Mesenteric artery bypass is used to treat chronic mesenteric ischemia, a condition in which an artery that supplies blood to your small intestine is blocked by a clot or narrowed from atherosclerosis. Plaque buildup on the inside of your arteries causes them to harden and become damaged. Plaque consists of fatty substances, cholesterol, cellular waste products, calcium and fibrin deposits. If not treated, blockages and narrowing of the arteries can lead to life-threatening conditions.
Chronic mesenteric ischemia is often associated with severe stomach pain that occurs after eating. This recurring pain can lead to weight loss and other symptoms, such as diarrhea, nausea and vomiting. If not treated, chronic mesenteric ischemia can become acute and require an emergency procedure.

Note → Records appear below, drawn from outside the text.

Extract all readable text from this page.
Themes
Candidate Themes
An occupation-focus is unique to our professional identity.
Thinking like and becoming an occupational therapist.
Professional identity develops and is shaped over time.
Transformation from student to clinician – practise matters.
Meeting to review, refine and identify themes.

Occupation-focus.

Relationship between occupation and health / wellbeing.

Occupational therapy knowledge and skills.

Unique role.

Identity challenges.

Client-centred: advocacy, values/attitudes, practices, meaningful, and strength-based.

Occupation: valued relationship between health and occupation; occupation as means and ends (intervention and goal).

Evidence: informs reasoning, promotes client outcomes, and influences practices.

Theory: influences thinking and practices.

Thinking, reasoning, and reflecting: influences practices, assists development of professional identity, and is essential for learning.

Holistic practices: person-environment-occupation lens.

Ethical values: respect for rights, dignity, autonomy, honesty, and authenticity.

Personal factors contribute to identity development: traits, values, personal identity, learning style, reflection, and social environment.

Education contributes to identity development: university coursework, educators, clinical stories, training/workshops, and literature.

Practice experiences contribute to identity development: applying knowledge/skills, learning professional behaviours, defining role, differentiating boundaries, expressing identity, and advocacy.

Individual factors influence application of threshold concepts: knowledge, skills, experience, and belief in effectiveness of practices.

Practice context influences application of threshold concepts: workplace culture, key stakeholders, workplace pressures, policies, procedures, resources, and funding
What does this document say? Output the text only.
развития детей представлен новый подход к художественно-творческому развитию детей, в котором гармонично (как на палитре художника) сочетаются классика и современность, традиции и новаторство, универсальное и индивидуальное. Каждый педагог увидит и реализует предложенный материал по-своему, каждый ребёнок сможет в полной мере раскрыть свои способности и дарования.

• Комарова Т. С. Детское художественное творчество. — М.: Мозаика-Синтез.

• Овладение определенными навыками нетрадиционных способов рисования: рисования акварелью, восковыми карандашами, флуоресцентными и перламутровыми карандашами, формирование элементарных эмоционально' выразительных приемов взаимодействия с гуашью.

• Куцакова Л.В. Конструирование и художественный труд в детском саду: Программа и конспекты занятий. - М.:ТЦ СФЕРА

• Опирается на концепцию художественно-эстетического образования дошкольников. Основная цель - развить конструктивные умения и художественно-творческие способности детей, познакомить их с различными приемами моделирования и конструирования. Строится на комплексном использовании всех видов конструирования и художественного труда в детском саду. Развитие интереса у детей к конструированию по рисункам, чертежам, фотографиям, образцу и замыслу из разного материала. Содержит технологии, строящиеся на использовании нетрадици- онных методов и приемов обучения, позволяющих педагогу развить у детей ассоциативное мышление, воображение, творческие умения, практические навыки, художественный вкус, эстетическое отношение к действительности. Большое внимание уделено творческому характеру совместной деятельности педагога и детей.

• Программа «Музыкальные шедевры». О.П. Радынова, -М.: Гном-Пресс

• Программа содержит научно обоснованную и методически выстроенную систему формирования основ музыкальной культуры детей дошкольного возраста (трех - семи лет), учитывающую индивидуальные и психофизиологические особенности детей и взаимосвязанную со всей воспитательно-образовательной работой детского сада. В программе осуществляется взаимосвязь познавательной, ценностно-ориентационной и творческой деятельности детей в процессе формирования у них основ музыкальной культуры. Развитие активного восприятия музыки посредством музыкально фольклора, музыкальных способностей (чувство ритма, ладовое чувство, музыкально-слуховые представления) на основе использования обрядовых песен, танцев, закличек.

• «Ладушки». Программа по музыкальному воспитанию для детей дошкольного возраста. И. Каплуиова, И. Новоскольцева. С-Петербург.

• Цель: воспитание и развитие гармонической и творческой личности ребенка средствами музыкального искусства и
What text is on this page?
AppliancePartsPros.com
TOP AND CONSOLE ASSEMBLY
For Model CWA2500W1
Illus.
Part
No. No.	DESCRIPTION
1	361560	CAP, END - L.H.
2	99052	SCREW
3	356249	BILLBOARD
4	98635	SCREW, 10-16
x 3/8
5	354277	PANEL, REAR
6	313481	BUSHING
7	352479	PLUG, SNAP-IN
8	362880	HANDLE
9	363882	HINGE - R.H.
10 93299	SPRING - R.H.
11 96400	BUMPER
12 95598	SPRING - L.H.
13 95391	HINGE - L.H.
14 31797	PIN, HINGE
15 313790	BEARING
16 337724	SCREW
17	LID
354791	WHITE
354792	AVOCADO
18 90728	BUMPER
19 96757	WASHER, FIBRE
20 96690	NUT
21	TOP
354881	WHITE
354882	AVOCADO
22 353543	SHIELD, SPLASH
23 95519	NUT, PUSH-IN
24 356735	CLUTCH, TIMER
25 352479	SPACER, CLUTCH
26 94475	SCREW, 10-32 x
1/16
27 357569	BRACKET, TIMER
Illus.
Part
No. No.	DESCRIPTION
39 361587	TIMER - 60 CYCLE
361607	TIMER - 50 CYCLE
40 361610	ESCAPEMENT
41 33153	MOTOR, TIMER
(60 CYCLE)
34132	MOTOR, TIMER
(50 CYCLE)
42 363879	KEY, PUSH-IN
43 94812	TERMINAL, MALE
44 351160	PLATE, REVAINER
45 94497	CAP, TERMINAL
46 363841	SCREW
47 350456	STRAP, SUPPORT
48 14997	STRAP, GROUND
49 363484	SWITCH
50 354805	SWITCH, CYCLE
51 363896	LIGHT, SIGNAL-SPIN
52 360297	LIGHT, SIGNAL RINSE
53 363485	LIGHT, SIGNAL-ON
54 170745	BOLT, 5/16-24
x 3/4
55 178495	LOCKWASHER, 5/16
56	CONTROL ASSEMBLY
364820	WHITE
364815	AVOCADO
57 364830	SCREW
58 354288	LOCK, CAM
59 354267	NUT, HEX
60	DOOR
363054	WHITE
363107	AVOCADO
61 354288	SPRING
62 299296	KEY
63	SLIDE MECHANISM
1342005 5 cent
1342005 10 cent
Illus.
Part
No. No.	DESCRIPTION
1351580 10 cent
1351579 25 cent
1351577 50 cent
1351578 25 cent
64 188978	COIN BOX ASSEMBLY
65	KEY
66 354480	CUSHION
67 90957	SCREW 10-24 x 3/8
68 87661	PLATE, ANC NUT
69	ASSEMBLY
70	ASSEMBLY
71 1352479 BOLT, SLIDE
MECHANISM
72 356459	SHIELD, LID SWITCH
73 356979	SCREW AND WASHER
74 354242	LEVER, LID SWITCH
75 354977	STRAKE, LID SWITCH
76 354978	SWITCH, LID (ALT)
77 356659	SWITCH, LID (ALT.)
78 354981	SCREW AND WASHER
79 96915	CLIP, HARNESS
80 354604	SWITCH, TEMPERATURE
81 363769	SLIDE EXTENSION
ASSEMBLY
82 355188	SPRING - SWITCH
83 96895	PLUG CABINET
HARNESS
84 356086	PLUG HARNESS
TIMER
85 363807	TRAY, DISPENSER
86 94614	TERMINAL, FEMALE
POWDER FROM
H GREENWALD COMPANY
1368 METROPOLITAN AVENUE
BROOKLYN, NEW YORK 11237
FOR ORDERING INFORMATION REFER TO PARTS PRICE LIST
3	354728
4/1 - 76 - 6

What to Expect During Mesenteric Artery Bypass
Preparing for Your Procedure
Tell your doctor about all of the medications you are taking, including over-the-counter medications, and also if you are allergic to any medications. You may be asked to undergo bowel preparation to clear out your bowel the night before your procedure. You will be asked to refrain from eating or drinking after midnight before the morning of your procedure.
During Your Procedure
Mesenteric bypass is a major operation done through an incision in the abdomen. The procedure is done under general anesthesia. During a mesenteric artery bypass, a vein or prosthetic bypass is grafted (sewed) onto your aorta and then onto the mesenteric artery, creating an alternate route for blood to flow to the intestines.
After Your Procedure
You will be placed on antibiotics and closely monitored following mesenteric artery bypass. Patients can expect to be in the hospital about one week after surgery. Return to normal functioning occurs after about a month. Once you return home, you should resume taking your medications unless your doctor instructs otherwise. You will continue to be monitored during periodic follow-up visits.